AKR1B10 is a monomer reductase that uses homamide adenine dinucleotide phosphate (NADPH) as a coenzyme to catalyze the conversion of endogenous and exogenous carbonyl compounds to alcohol groups, with a half-life of 23 hours in vivo. Under normal circumstances, AKR1B10 is highly expressed in human intestinal tissues, but very low or no expression in liver, lung, breast and other tissues. However, AKR1B10 is highly expressed in hepatocellular carcinoma tissues, and Prof. Cao Deliang cloned AKR1B10 from human primary liver cancer tissues for the first time in 1995. Multiple previous studies have shown that AKR1B10 can be used as a novel marker of primary liver cancer, and its sensitivity and specificity in detecting early liver cancer are significantly better than AFP, in particular, it can sensitively and rapidly reflect the tumor load in vivo, and has functions of liver cancer screening and early diagnosis, which has pioneering significance and great clinical value in the field of liver cancer prevention and treatment. Because AKR1B10 has the characteristics of short half-life and rapid disease changes, postoperative serum AKR1B10 protein detection in patients with liver cancer may be able to know whether tumor cells remain in the body after surgery earlier, providing a scientific basis for doctors to make reasonable postoperative treatment plans, and monitoring possible recurrence during follow-up. However, whether AKR1B10 can be used for efficacy evaluation and recurrence monitoring after radical resection of hepatocellular carcinoma has not been studied and reported.

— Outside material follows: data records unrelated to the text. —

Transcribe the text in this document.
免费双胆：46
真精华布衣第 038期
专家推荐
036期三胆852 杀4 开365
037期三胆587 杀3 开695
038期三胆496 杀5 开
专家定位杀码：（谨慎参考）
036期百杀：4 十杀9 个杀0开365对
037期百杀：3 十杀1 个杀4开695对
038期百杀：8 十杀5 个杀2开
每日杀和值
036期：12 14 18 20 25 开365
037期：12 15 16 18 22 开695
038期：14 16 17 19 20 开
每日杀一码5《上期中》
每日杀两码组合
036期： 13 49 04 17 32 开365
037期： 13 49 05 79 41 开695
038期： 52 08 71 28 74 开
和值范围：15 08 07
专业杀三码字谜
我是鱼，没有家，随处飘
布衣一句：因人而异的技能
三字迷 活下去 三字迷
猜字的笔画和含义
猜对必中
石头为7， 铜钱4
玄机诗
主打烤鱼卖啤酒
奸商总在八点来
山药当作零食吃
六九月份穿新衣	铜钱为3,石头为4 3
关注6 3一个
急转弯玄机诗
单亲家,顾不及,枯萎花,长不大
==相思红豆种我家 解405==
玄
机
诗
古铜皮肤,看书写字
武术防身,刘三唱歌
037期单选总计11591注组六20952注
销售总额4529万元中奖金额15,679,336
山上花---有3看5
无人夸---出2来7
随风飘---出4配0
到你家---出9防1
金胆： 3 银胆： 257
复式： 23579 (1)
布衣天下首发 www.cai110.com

Based on this, the investigators hypothesized that serum AKR1B10 can provide timely postoperative evaluation and recurrence monitoring after radical resection of hepatocellular carcinoma.

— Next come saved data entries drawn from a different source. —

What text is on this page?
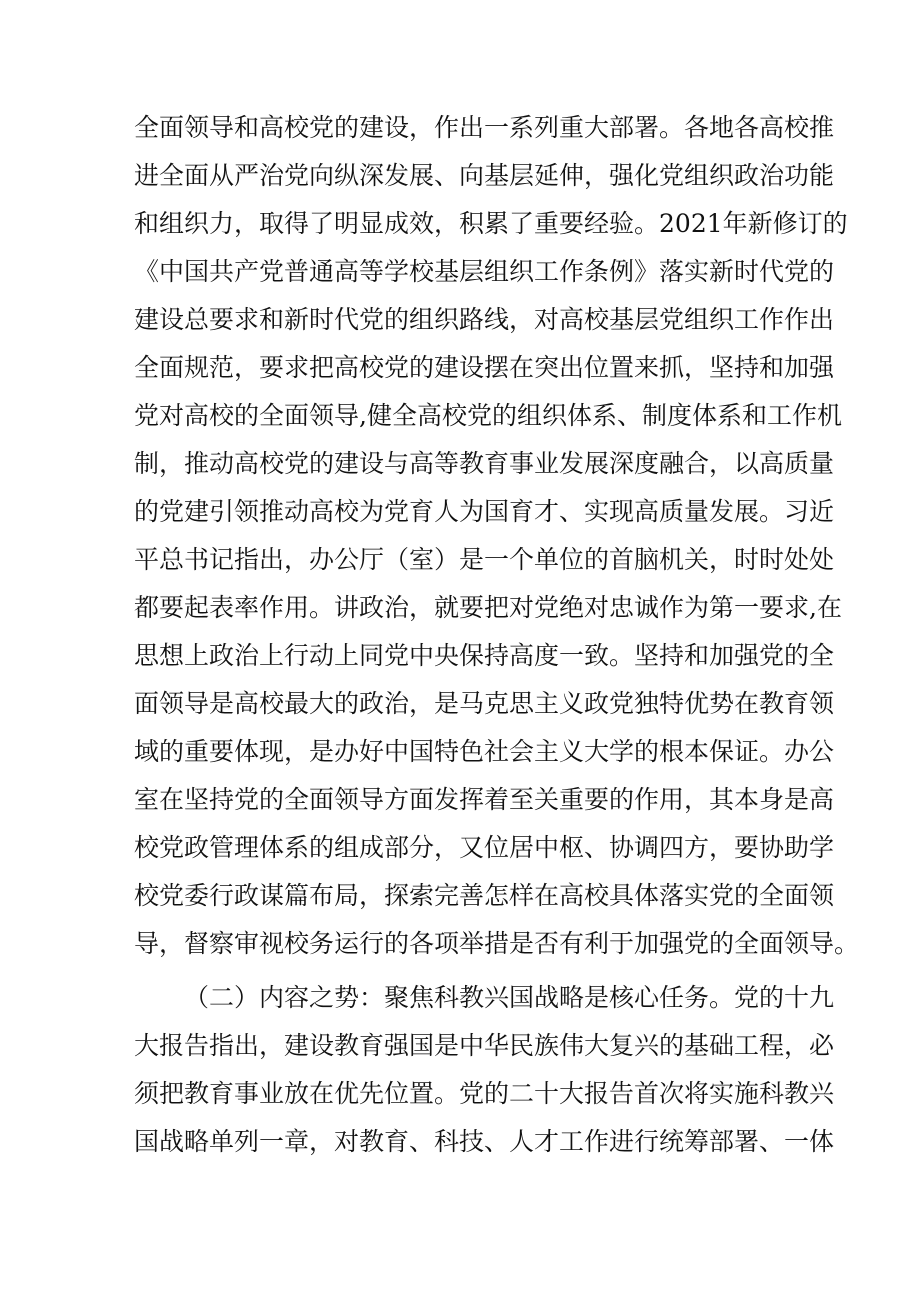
全面领导和高校党的建设，作出一系列重大部署。各地各高校推
进全面从严治党向纵深发展、向基层延伸，强化党组织政治功能
和组织力，取得了明显成效，积累了重要经验。2021年新修订的
《中国共产党普通高等学校基层组织工作条例》落实新时代党的
建设总要求和新时代党的组织路线，对高校基层党组织工作作出
全面规范，要求把高校党的建设摆在突出位置来抓，坚持和加强
党对高校的全面领导,健全高校党的组织体系、制度体系和工作机
制，推动高校党的建设与高等教育事业发展深度融合，以高质量
的党建引领推动高校为党育人为国育才、实现高质量发展。习近
平总书记指出，办公厅（室）是一个单位的首脑机关，时时处处
都要起表率作用。讲政治，就要把对党绝对忠诚作为第一要求,在
思想上政治上行动上同党中央保持高度一致。坚持和加强党的全
面领导是高校最大的政治，是马克思主义政党独特优势在教育领
域的重要体现，是办好中国特色社会主义大学的根本保证。办公
室在坚持党的全面领导方面发挥着至关重要的作用，其本身是高
校党政管理体系的组成部分，又位居中枢、协调四方，要协助学
校党委行政谋篇布局，探索完善怎样在高校具体落实党的全面领
导，督察审视校务运行的各项举措是否有利于加强党的全面领导。
（二）内容之势：聚焦科教兴国战略是核心任务。党的十九
大报告指出，建设教育强国是中华民族伟大复兴的基础工程，必
须把教育事业放在优先位置。党的二十大报告首次将实施科教兴
国战略单列一章，对教育、科技、人才工作进行统筹部署、一体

Based on previous studies and real world studies, this study intends to adopt a multicenter, prospective and cohort study, with AKR1B10 expression level as the main observation indicator, combined with existing clinical indicators DCP and AFP, to study the changes of serum AKR1B10, AFP and DCP levels, and evaluate the effect of surgical treatment in HCC patients. At the same time, monitoring the recurrence of HCC is expected to provide a new and reliable method for the evaluation of efficacy and recurrence monitoring after radical resection of HCC, and provide accurate guidance for scientific treatment of HCC patients.

Study Timeline

• Status Verified: 2024-12
• Study First Submitted: 2024-12-12
• Study Start: 2024-12-16
• Study First Submitted QC: 2024-12-19
• Last Update Submitted: 2024-12-19
• Study First Posted: 2024-12-27
• Last Update Posted: 2024-12-27
• Primary Completion: 2025-12-31
• Study Completion: 2029-12-31

Recruitment & Eligibility

• Status: NOT_YET_RECRUITING
• Sex: All
• Target Recruitment: 400

Inclusion Criteria

• Meets the diagnostic criteria of primary hepatocellular carcinoma.
• Meet the criteria for radical resection of hepatocellular carcinoma.
• No anti-cancer treatment before the first diagnosis.

Exclusion Criteria

• Patients who are pregnant or nursing.
• Patients with incomplete clinical data, serological and imaging findings.
• Patients who were lost to follow-up before the observation endpoint.
• Complicated with serious heart, brain, lung, kidney, hematopoietic and other system diseases.

Study & Design

• Study Type: OBSERVATIONAL
• Study Design: Not specified

Primary Outcome Measures

Name	Time	Method
post-operation recurrence or death	From date of enrollment until the date of first documented progression or date of death from any cause, whichever came first, assessed up to 5 years.